Topic: Bible Journaling
Last week I tutored another class on lettering in a style I called 'Promise'. Thi was a combination of two different lettering alphabets that I tweaked to use together - one for the upper-case and wone for the lower-case.
As we go through the daily lessons you'll note some issues I had with some letters and how I solved them.
Welcome to another week of lessons in the Lettering Lodge! We are going be learning a semi-script that I call ‘Promise’.
I say semi-script because there are scrolls on both the upper- and lower-case letters (like a script) but there is no connection between individual letters (like a print). These letters are very upright, leaning neither to the left or right.
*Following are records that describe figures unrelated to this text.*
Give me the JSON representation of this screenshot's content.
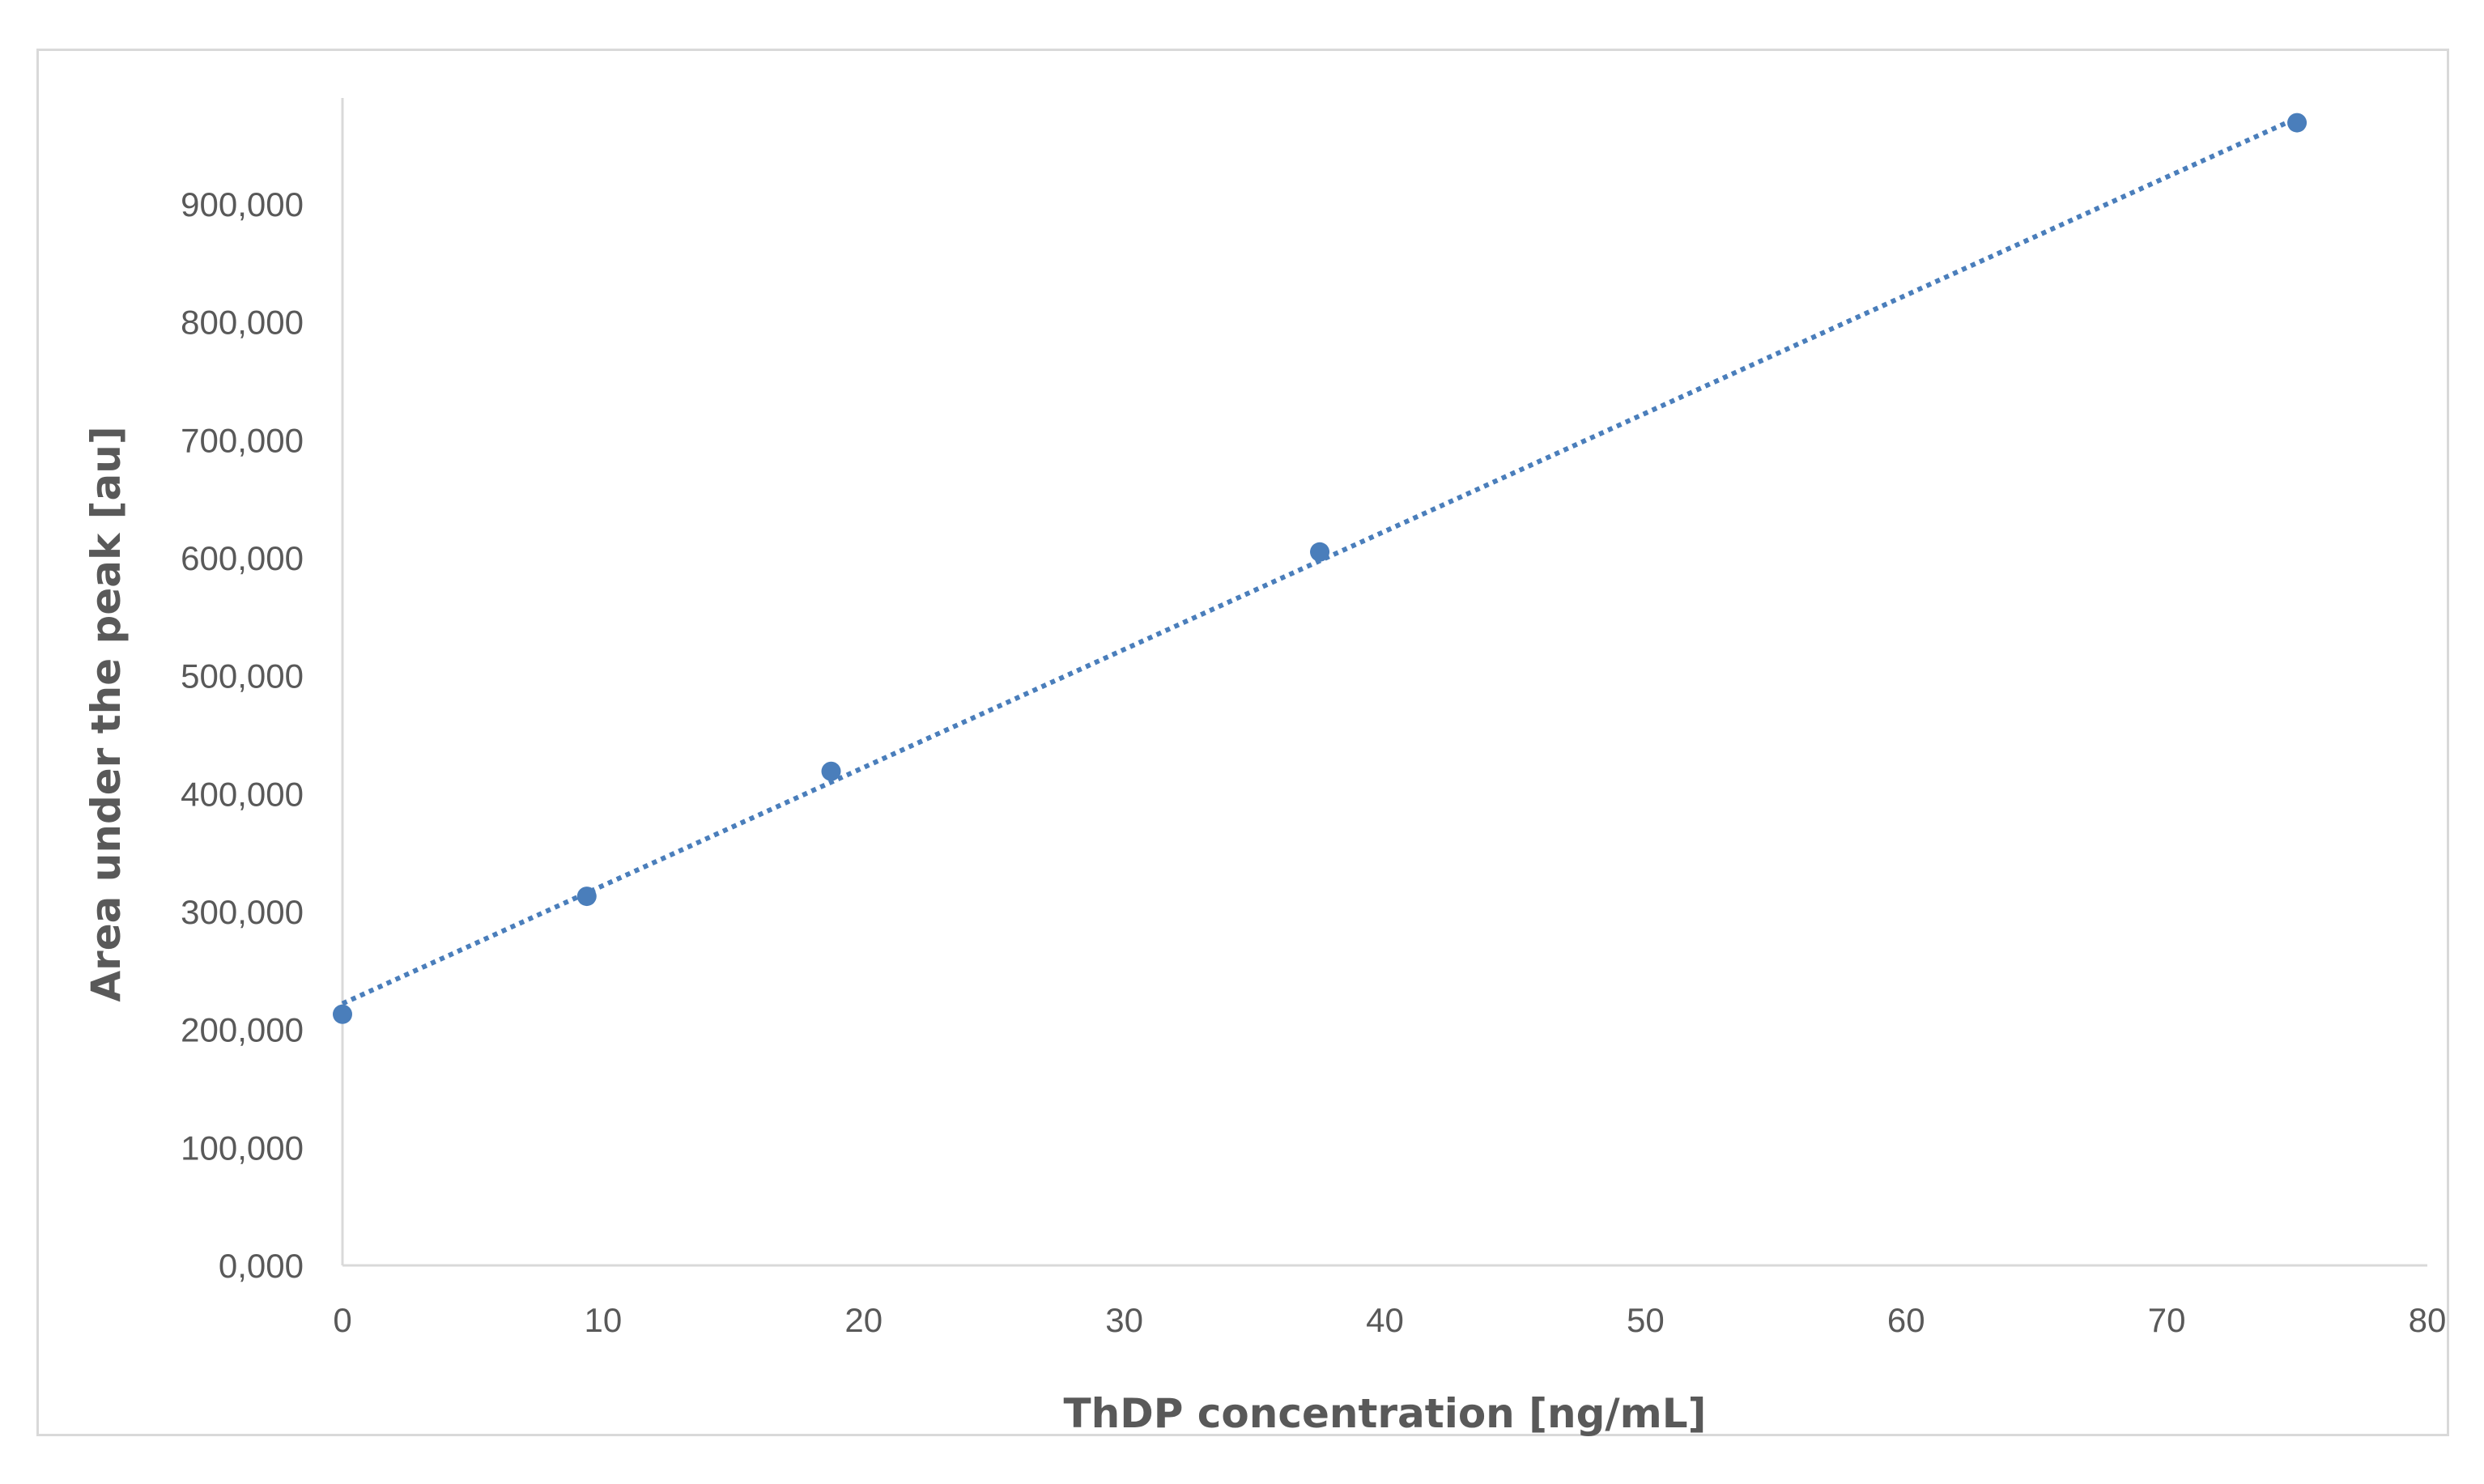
{
  "colors": {
    "marker": "#4a7ebb",
    "trendline": "#4a7ebb",
    "axis": "#d9d9d9",
    "text": "#595959"
  },
  "chart_data": {
    "type": "scatter",
    "title": "",
    "xlabel": "ThDP concentration [ng/mL]",
    "ylabel": "Area under the peak [au]",
    "xlim": [
      0,
      80
    ],
    "ylim": [
      0,
      990000
    ],
    "x_ticks": [
      {
        "value": 0,
        "label": "0"
      },
      {
        "value": 10,
        "label": "10"
      },
      {
        "value": 20,
        "label": "20"
      },
      {
        "value": 30,
        "label": "30"
      },
      {
        "value": 40,
        "label": "40"
      },
      {
        "value": 50,
        "label": "50"
      },
      {
        "value": 60,
        "label": "60"
      },
      {
        "value": 70,
        "label": "70"
      },
      {
        "value": 80,
        "label": "80"
      }
    ],
    "y_ticks": [
      {
        "value": 0,
        "label": "0,000"
      },
      {
        "value": 100000,
        "label": "100,000"
      },
      {
        "value": 200000,
        "label": "200,000"
      },
      {
        "value": 300000,
        "label": "300,000"
      },
      {
        "value": 400000,
        "label": "400,000"
      },
      {
        "value": 500000,
        "label": "500,000"
      },
      {
        "value": 600000,
        "label": "600,000"
      },
      {
        "value": 700000,
        "label": "700,000"
      },
      {
        "value": 800000,
        "label": "800,000"
      },
      {
        "value": 900000,
        "label": "900,000"
      }
    ],
    "grid": false,
    "legend": "none",
    "series": [
      {
        "points": [
          {
            "x": 0,
            "y": 213000
          },
          {
            "x": 9.375,
            "y": 313000
          },
          {
            "x": 18.75,
            "y": 419000
          },
          {
            "x": 37.5,
            "y": 605000
          },
          {
            "x": 75,
            "y": 969000
          }
        ],
        "trendline": {
          "type": "linear",
          "style": "dotted",
          "from": {
            "x": 0,
            "y": 222000
          },
          "to": {
            "x": 75,
            "y": 973000
          }
        }
      }
    ]
  }
}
The height of the lower-case letters is slightly LESS than half of the uppers.
Work on getting those swoops right, you’re going to be using them a lot!
You’ll note that words written in all caps are not very readable. The word you’ll write out is just for practice.
So, have a go at this – remembering to draw in pencil until you have good forms, then ink, then erase your pencil.
Since there are several loops, swoops and scrolls that are common between letters, practice some of these along the upper edge of your page. It will make it easier to write consistent letters if you get these forms into muscle memory first.
As you look over the alphabet page below, please note the two alternate forms for the letters ‘I’ and ‘T’. I actually did all the homework lessons this week with the original forms and found I did not like them. The original ‘T’ looks like a ‘C’ and the original ‘I’ looks like a ‘T’. So, I gave the ‘I’ to the ‘T’ and made a new form for ‘I’. IT IS PERFECTLY ACCEPTABLE TO DO THIS YOURSELF IF THERE IS A LETTER THAT YOU DON’T LIKE! Just create a new letter form that uses elements common to the style. In fact, I noted yesterday that a couple of people have already switched out the upper-case S for a form they liked better.
So, as you write out your alphabet, substitute in the letter forms as YOU like them and this will become your personal reference sheet as you complete more assignments this week (and in the future).
Find a song or quote about God’s promises and write it up as a reminder of His faithfulness. I used a quote from Rev. Billy Graham.
NOTE ON USE OF CAPITALS: I find that I like to capitalize every word (even the articles) when working on a full page like this. It looks nice and gives lots of practice on the large letter forms.
Unfortunately, all of those upper-case ‘T’s look too much like ‘C’s or ‘G’s so it is easy to read: “Go, Che and Chat”. This is why I gave those alternate forms yesterday!
Remember P-I-E (pencil, ink, erase) and decorate the page if you wish. I used the rainbow as a reminder of God’s promise.
Today, use the ‘promise’ font to write out a ‘promise’ scripture in your journal, practice notebook or on plain paper.
NOTE ON CENTERING: If you want to center the words on your page, write and ink them on a practice sheet first. Then I usually pencil in a center mark on EACH LINE separately and pencil in a center line on the final page, top to bottom. This gives me a target. Then place the ‘final’ page over top of the practice piece and use a light box or a window to trace the words. You can slide the original sideways in whichever direction you need to center the lines on the page.
Another way to center them is to fold the practice paper right above the line of text and align its center line with the one on the final page. Then copy the letters on the final page just above the corresponding letter on the practice page. Repeat these steps as you move down the page.
If you want to decorate your page, do all the inking of the letters first using a heavier weight line and erase their pencil guides. Sketch your artwork in pencil and ink it in very thin line pen. Erase those pencil lines before coloring. I used a dove representing the Spirit of God. This is a fancier version of the Drawing Room dove, with swoops and swirls added to the wings and tail.
Now we will bring the ‘promise’ font to our Bibles.
This is the point at which I swapped out the alternate ‘T’ and ‘I’ letterforms. Isn’t that so much more readable?
Don’t forget that all our work is done with the P-I-E (pencil, ink, erase) process.
So that wraps up another week of lettering lessons - I'm on the schedule to teach lettering in the coming week, too, so there'll be another wrap-up next weekend.